FREE began in 2018 and works on functional rarity: how to define this rarity, how to quantify it and how to identify its causes and consequences. FREE ‘s participants have recently published, in collaboration with researchers from different institutes, an article based on data collected within the project and in which they show that ecologically rare species of birds and terrestrial mammals are also the most threatened (see the press release “Double jeopardy for ecologically rare birds and terrestrial mammals“).

Led by Cyrille Violle (CNRS) and Caroline Tucker (University of Colorado, USA), the group met (online!) this week to catch up on the various work in progress within the project.

 

 

 

RED-BIO –  about spatial ecology and ecological networks 

 

RED-BIO started this year and the participants have not yet had the opportunity to hold their first meeting at the CESAB in Montpellier. However, they were able to organize their first virtual meeting with the support of the FRB’s CESAB team and the Canadian Institute for Ecology and Evolution (CIEE). This is an opportunity for the participants to discuss the project’s progress and its main research question: under which conditions, the interactions between biological communities and the environment could generate spatial heterogeneity in abiotic resources?
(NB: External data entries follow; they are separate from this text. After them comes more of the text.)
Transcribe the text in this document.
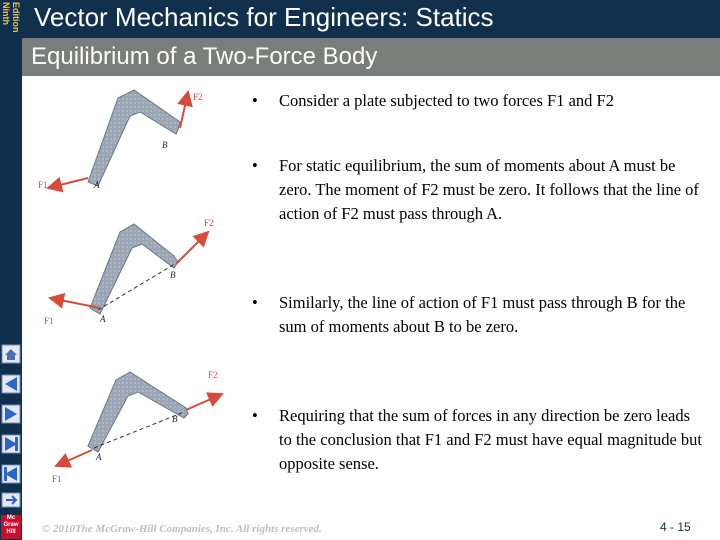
Ninth Edition Vector Mechanics for Engineers: Statics
Equilibrium of a Two-Force Body
F1
F2
A
B
F1
F2
A
B
F1
F2
A
B
• Consider a plate subjected to two forces F1 and F2
• For static equilibrium, the sum of moments about A must be zero. The moment of F2 must be zero. It follows that the line of action of F2 must pass through A.
• Similarly, the line of action of F1 must pass through B for the sum of moments about B to be zero.
• Requiring that the sum of forces in any direction be zero leads to the conclusion that F1 and F2 must have equal magnitude but opposite sense.
Mc
Graw
Hill	© 2010The McGraw-Hill Companies, Inc. All rights reserved.	4 - 15
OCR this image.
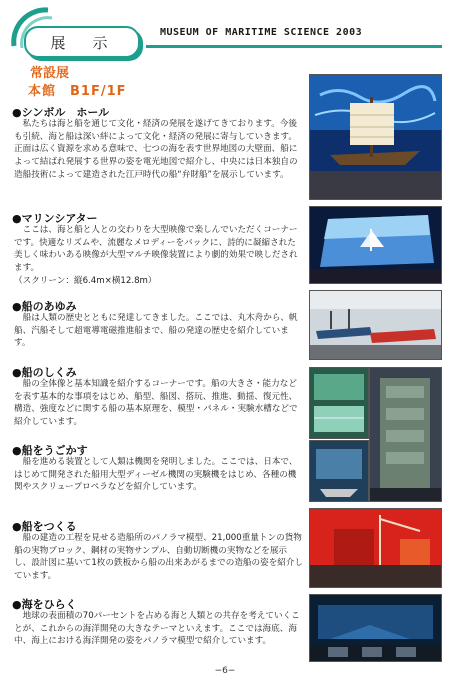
展　示
MUSEUM OF MARITIME SCIENCE 2003
常設展
本館　B1F/1F
●シンボル　ホール
　私たちは海と船を通じて文化・経済の発展を遂げてきております。今後も引続、海と船は深い絆によって文化・経済の発展に寄与していきます。正面は広く資源を求める意味で、七つの海を表す世界地図の大壁面、船によって結ばれ発展する世界の姿を電光地図で紹介し、中央には日本独自の造船技術によって建造された江戸時代の船“弁財船”を展示しています。
●マリンシアター
　ここは、海と船と人との交わりを大型映像で楽しんでいただくコーナーです。快適なリズムや、流麗なメロディーをバックに、詩的に凝縮された美しく味わいある映像が大型マルチ映像装置により劇的効果で映しだされます。
（スクリーン：縦6.4m×横12.8m）
●船のあゆみ
　船は人類の歴史とともに発達してきました。ここでは、丸木舟から、帆船、汽船そして超電導電磁推進船まで、船の発達の歴史を紹介しています。
●船のしくみ
　船の全体像と基本知識を紹介するコーナーです。船の大きさ・能力などを表す基本的な事項をはじめ、船型、船図、搭玩、推進、動揺、復元性、構造、強度などに関する船の基本原理を、模型・パネル・実験水槽などで紹介しています。
●船をうごかす
　船を進める装置として人類は機関を発明しました。ここでは、日本で、はじめて開発された船用大型ディーゼル機関の実験機をはじめ、各種の機関やスクリュープロペラなどを紹介しています。
●船をつくる
　船の建造の工程を見せる造船所のパノラマ模型、21,000重量トンの貨物船の実物ブロック、鋼材の実物サンプル、自動切断機の実物などを展示し、設計図に基いて1枚の鉄板から船の出来あがるまでの造船の姿を紹介しています。
●海をひらく
　地球の表面積の70パーセントを占める海と人類との共存を考えていくことが、これからの海洋開発の大きなテーマといえます。ここでは海底、海中、海上における海洋開発の姿をパノラマ模型で紹介しています。
−6−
The participants cover a wide geographical range from Vancouver, Canada, to Montpellier, France, and this first meeting allowed to clearly see the diversity of ideas within the group, but above all to detect elements of convergence. This project was selected from the joint call SYNERGY in collaboration with the CIEE and is led by Isabelle Gounand (CNRS) and Eric Harvey (Université de Montréal).

 

Red-Bio_W1
First meeting of the Red-Bio group

 

These meetings allow the FRB-CESAB’s groups to continue working on their projects and several scientific articles have been published in the last few months, some of them in high impact journals as Nature Communication, Global Change Biology,… see all the articles here. CESAB’s main objective is to advance knowledge in order to improve our understanding of ecosystems and their biodiversity and thus ensure their effective management and conservation.